Victor Molina
Victor Molina

Reputation: 2641

How to handle HTTPs json format errors from APIs in Node.js?

INTRODUCTION

I am implementing a function for making any kind of https request to any endpoint (using the https native module). When I make a request to a specific API I get an error response in JSON format. Like this:

{
    "error": {
        "code": 404,
        "message": "ID not found"
     }
}

How can I handle this kind of errors? At a first moment, I supposed that they were handled in

request.on("error", (err) => { reject(err); });

HTTPs Request function code

I have comment '<---------' in the relevant parts of the code

const https = require("https");

exports.httpsRequest = function (options, body = null) {
  /* 
    This function is useful for making requests over the HTTPs protocol 
   */

  return new Promise((resolve, reject) => {
    const request = https.request(options, (response) => {
      // Get the response content type
      const contentType =
        response.headers["content-type"] &&
        response.headers["content-type"].split(";")[0];

      // Cumulate data
      let chuncks = [];
      response.on("data", (chunck) => {
        chuncks.push(chunck);
      });

      response.on("end", () => {
        // Concat all received chunks
        let response = Buffer.concat(chuncks);

        // Some responses might be in JSON format...
        if (contentType === "application/json") {
          // Jsonify the response
          response = JSON.parse(response);
        }

        // (For the future) TODO - Check and parse more content types if needed.

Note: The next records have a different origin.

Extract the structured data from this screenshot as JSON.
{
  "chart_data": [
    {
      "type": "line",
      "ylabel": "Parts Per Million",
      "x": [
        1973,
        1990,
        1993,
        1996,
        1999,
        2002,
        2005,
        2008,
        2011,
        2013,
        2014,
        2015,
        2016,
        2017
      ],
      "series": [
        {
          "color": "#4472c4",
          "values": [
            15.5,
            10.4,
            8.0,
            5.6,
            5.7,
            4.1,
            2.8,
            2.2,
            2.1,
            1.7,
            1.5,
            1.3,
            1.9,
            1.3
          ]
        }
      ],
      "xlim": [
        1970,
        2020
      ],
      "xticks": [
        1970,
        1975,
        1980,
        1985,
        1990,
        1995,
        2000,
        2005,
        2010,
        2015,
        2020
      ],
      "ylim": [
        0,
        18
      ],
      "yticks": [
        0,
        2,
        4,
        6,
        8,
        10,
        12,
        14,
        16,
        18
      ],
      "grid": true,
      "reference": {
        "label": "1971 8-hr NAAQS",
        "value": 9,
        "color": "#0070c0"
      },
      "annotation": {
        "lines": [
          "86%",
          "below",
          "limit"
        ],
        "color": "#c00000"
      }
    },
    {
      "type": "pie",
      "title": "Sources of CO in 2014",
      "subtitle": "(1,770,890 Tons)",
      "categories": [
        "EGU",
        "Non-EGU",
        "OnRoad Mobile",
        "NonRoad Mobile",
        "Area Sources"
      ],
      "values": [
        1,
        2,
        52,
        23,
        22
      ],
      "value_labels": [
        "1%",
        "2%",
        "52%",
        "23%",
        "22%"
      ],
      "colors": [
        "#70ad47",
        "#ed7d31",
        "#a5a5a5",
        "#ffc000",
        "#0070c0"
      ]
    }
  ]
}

        // Resolve the promise with the HTTPs response
        resolve(response); // <--------- The JSON format error responses are resolved too!!
      });
    });

    // Reject on request error
    request.on("error", (err) => {
      // <------------- At a first moment, I supposed that all error responses were handled in this part of the code
      reject(err);
    });

    // Write the body
    if (body) {
      request.write(body);
    }

    // Close HTTPs connection.
    request.end();
  });
};

Question

Why the error response is not handled in request.on("error", ...) ?

Thank you. I would appreciate any help or suggestion.

Upvotes: 1

Views: 1322

Answers (1)

jfriend00
jfriend00

Reputation: 707476

You need to create a different code path for when the content type isn't what you were expecting in which you call reject() and you also need to try/catch around JSON parsing errors so you can properly catch them and reject on them too. You can solve those issues with this code:

exports.httpsRequest = function (options, body = null) {
  /* 
    This function is useful for making requests over the HTTPs protocol 
   */

  return new Promise((resolve, reject) => {
    const request = https.request(options, (response) => {
      // Get the response content type
      const contentType =
        response.headers["content-type"] &&
        response.headers["content-type"].split(";")[0];

      // Cumulate data
      let chuncks = [];
      response.on("data", (chunck) => {
        chuncks.push(chunck);
      });

      response.on("end", () => {
        // Concat all received chunks
        let response = Buffer.concat(chuncks);

        // Some responses might be in JSON format...
        if (contentType === "application/json") {
            try {
              // Jsonify the response
              response = JSON.parse(response);
              resolve(response);
              return;
            } catch(e) {
              reject(e);
              return;
            }
        }
        reject(new Error("Not JSON content-type"))
      });
    });

    // Reject on request error
    request.on("error", (err) => {
      reject(err);
    });

    // Write the body
    if (body) {
      request.write(body);
    }

    // Close HTTPs connection.
    request.end();
  });
};

FYI, libraries such as got() and others listed here, all do this work for you automatically and have a lot of other useful features. You don't really need to build this yourself.